The latest update for the Asteroid Tracking Network database is available here, containing 3,823 asteroids and 2 updated with new observation data. Here are the 30 asteroids that were discovered this past week:

From the Desk of Drew Kerman

Out of Character Behind the Scenes stuff

Written on 6/8/19

full steam ahead to the kerbed mission! I have 3 days before leaving on my first fireworks show and losing 5 days of lead time. Then another 3 days back before losing 4, then 2 days back before losing almost 2 weeks. Yikes.
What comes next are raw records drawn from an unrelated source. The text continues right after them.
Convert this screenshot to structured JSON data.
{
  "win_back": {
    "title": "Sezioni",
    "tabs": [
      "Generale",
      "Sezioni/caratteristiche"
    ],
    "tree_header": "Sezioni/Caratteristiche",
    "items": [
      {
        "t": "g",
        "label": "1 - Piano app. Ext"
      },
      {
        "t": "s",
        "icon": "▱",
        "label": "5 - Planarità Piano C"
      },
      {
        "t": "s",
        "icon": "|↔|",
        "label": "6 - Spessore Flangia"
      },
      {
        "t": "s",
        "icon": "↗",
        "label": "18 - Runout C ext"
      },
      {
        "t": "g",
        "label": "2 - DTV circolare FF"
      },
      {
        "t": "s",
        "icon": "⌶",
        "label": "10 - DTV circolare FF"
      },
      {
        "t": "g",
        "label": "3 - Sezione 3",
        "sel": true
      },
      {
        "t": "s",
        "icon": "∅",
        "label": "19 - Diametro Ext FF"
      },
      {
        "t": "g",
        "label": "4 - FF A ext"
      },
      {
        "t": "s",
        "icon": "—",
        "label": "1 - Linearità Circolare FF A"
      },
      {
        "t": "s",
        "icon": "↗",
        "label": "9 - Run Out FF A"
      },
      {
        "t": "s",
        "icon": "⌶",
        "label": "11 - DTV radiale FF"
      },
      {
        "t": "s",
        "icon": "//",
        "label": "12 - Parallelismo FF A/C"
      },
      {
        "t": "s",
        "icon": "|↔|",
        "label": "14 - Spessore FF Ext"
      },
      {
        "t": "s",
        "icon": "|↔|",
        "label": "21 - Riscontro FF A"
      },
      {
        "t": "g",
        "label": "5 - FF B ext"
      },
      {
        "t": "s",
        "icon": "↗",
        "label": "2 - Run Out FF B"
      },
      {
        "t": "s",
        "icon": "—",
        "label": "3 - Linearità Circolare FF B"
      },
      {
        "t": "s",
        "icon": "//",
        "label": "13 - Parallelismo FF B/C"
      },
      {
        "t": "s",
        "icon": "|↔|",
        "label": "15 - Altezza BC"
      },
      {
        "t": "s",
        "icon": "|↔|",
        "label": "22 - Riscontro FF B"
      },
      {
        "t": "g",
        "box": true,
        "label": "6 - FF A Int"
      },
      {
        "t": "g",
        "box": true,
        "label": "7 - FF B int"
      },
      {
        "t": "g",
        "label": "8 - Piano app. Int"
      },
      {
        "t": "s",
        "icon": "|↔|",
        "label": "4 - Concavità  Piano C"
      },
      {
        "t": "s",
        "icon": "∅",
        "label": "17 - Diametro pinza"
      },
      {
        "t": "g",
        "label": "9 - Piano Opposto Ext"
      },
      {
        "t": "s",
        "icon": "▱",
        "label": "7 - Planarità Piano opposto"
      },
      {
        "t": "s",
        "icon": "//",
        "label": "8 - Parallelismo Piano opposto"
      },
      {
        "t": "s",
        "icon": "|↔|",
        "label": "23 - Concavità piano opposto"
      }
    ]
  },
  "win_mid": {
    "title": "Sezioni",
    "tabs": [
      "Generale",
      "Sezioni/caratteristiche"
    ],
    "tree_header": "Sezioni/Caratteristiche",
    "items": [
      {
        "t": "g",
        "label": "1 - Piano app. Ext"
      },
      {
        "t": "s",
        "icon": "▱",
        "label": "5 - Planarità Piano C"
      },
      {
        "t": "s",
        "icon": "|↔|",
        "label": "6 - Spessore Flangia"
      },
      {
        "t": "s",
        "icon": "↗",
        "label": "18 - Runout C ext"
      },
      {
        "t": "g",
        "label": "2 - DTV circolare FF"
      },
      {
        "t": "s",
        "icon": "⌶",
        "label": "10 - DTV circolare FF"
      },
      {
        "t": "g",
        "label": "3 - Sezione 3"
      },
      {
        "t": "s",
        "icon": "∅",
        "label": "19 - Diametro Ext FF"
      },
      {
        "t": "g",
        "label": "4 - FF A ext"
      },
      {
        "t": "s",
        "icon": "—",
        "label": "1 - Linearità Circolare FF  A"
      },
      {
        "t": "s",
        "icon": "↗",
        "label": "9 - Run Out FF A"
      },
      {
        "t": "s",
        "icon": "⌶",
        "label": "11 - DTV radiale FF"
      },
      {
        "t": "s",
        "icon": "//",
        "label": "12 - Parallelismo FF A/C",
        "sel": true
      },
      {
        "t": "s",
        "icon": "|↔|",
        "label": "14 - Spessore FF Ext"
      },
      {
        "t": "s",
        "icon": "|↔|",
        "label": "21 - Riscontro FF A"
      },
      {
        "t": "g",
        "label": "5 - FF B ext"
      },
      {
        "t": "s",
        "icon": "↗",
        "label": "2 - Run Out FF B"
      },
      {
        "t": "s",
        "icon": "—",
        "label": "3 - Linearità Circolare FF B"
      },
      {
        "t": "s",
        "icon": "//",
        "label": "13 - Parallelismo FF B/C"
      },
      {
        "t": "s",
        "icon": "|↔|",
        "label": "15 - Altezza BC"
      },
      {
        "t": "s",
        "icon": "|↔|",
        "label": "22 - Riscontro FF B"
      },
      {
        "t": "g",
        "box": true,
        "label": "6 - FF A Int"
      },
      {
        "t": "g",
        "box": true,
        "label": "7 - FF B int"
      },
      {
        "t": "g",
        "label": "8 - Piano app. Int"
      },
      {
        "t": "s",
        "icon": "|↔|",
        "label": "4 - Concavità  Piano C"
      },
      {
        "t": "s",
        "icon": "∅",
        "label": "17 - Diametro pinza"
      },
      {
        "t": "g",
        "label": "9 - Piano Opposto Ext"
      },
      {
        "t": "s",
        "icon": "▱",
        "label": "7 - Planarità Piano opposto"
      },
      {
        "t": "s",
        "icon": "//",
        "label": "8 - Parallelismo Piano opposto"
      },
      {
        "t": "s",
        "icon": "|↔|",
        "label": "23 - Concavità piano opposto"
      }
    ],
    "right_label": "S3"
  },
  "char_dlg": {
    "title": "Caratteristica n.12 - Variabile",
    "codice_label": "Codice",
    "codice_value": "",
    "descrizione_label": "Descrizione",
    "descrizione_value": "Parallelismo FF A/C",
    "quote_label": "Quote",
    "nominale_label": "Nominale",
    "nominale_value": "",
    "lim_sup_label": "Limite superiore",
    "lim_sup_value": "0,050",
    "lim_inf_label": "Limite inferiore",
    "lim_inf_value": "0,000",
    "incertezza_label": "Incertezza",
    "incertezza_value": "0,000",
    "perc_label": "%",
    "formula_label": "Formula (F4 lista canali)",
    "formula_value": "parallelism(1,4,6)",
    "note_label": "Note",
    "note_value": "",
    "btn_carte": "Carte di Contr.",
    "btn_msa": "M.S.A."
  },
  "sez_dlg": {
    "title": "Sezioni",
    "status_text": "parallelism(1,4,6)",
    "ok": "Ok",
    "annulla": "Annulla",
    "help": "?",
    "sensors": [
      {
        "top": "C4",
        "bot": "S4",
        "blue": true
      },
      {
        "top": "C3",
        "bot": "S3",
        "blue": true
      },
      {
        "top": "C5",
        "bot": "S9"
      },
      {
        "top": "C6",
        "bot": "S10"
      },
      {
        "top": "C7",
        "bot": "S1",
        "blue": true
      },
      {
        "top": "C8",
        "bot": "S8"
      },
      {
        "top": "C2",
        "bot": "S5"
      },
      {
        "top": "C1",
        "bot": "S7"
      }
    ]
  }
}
I need need need to get to the kerbed launch because I’m pretty sure there are things I haven’t considered that I will have to go back and write in or change. Hopefully not, but I doubt it.

Mk6-II mission

This was way harder and took way more time than I thought it would, or that I really had to spare. 4 days total – mainly because it took so many tries to get the flight software working properly and the mission lasts for over 3 hours. So if anything went wrong I had to start over. And I couldn’t come up with any good way of doing logic tests on the code because the hibernation requires preset conditions that come about after launch and ascent. So I couldn’t just save the mission after launch and reload to that point to continue testing a certain mission milestone that was causing a program crash.

Eventually I just said screw it – if the program crashes out I would just startup a screen cap and rebuild the mission telemetry log from that and video capture. It would still take time but not as much as redoing a three hour mission over and over. Thankfully though everything finally worked on that last try where I said I’d give up if it didn’t work.

This was the first time where I really felt a small bit of the incredible pressure that must weigh on actual mission planners. I mean, I know they have taken the time I don’t have to develop simulation software that can stress-test their code and make sure that everything was programmed properly but nothing is ever guaranteed 100%. Here I am biting my nails hoping my software doesn’t crash on a 3 hour mission I spent two days programming and you have actual mission scientists doing the same but for a mission they spent years working on and years waiting for it to travel out to its target. Holy shit I have so much respect.

Also, I had absolutely no idea the rocket would fly that high. None. At all. Which meant the decision to switch to 30s hibernation intervals which I did make based on how much EC was remaining after the last mission and before I launched this one was a real consequence, not something I made up to make things more tense. I was literally on the edge of my seat watching the power drain as the spacecraft neared the edge of the inner radiation belt. Then it squeaked out with a minuscule amount of power remaining I threw up my arms and whooped. Great moment.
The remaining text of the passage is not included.